Kegiatan yang menggandeng PC PMII Bantul ini menjadi ruang penggemblengan gagasan, kepemimpinan, serta keberanian berpikir bagi mahasiswa NU. Dukungan juga datang dari Dinas Pendidikan Pemuda dan Olahraga DIY, yang memfasilitasi penguatan kapasitas generasi muda agar tidak hanya cerdas secara akademik, tetapi juga tangguh menghadapi tantangan zaman.

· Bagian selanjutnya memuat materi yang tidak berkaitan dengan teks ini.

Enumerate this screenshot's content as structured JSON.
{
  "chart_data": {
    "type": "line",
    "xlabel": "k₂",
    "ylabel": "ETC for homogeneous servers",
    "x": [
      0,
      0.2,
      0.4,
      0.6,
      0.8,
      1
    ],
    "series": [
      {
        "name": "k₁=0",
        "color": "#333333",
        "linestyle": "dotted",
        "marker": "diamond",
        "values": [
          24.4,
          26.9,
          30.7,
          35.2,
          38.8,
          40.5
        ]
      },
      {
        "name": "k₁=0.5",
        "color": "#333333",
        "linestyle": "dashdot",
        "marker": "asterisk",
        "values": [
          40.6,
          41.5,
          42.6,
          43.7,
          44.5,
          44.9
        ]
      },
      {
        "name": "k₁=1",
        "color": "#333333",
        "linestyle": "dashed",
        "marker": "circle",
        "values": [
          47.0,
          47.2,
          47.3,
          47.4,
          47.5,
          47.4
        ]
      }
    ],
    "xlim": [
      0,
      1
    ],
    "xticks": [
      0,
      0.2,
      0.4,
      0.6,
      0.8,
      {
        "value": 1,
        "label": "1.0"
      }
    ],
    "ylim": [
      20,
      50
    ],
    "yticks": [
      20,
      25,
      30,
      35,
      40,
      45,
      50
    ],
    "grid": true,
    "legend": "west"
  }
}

Koordinator Wilayah BEM PTNU DIY, Tegar Pradana, menegaskan bahwa Ramadhan Incubation Camp dirancang sebagai “ruang inkubasi gagasan besar” bagi mahasiswa.
“Mahasiswa tidak boleh hanya ramai di forum diskusi. Mereka harus berani melahirkan ide, merumuskan solusi, dan bergerak nyata untuk masa depan Indonesia,” tegasnya penuh semangat.
Acara ini secara resmi dibuka oleh Wakil Wali Kota Yogyakarta, Wawan Harmawan, yang dalam pidatonya menggugah mahasiswa untuk menjadi generasi yang tidak hanya kritis, tetapi juga produktif menciptakan peluang ekonomi bagi masyarakat.
Menurutnya, mahasiswa hari ini harus mampu melampaui batas ruang kelas dan menjadikan ilmu sebagai kekuatan perubahan sosial.
Sementara itu, keynote speech yang menggugah disampaikan oleh tokoh PWNU DIY, Gugun El Guyanie. Ia menegaskan bahwa mahasiswa Nahdlatul Ulama memiliki tanggung jawab sejarah untuk menjaga nilai keislaman, kebangsaan, dan tradisi intelektual yang menjadi fondasi kuat Indonesia.
“Mahasiswa NU harus menjadi pemimpin masa depan yang cerdas, berintegritas, dan berani berdiri di garda depan menjaga bangsa,” ujarnya.
Selama dua hari kegiatan, peserta digembleng dengan berbagai materi strategis. Ekonom sekaligus akademisi Edo Sagara mengajak mahasiswa membaca peluang ekonomi baru di tengah derasnya arus teknologi digital.
Sementara itu, materi kepemimpinan dan personal branding disampaikan oleh M. Faisal Dzulfahmi, yang menekankan pentingnya mahasiswa membangun identitas kepemimpinan kuat serta kemampuan komunikasi publik di era digital.
Tidak hanya membahas ide besar, kegiatan ini juga menghadirkan sosialisasi dari Polda DIY melalui perwakilan Binmas Ahmat Fauzi Mulyono, yang mengingatkan pentingnya peran mahasiswa dalam menjaga stabilitas sosial, toleransi, dan harmoni masyarakat.
Sebagai bentuk kepedulian sosial di bulan suci Ramadhan, peserta Ramadhan Incubation Camp menutup kegiatan dengan aksi nyata: turun ke jalan membagikan takjil kepada masyarakat.
Namun bagi Tegar Pradana, kegiatan ini bukanlah akhir. Justru ini menjadi awal lahirnya gagasan besar dari mahasiswa.
Para peserta akan melanjutkan program dengan menyusun kajian analisis kepemimpinan di sektor ekonomi serta merancang proposal bisnis yang nantinya akan diajukan kepada berbagai stakeholder.
Langkah ini diharapkan melahirkan generasi mahasiswa yang tidak hanya berani bersuara, tetapi juga mampu menghadirkan solusi nyata bagi masyarakat.
Ramadhan Incubation Camp pun menjadi pesan kuat bahwa dari ruang-ruang kampus, lahir energi baru mahasiswa yang berpikir tajam, bergerak berani, dan siap berdiri tegak di garis depan menjaga Indonesia.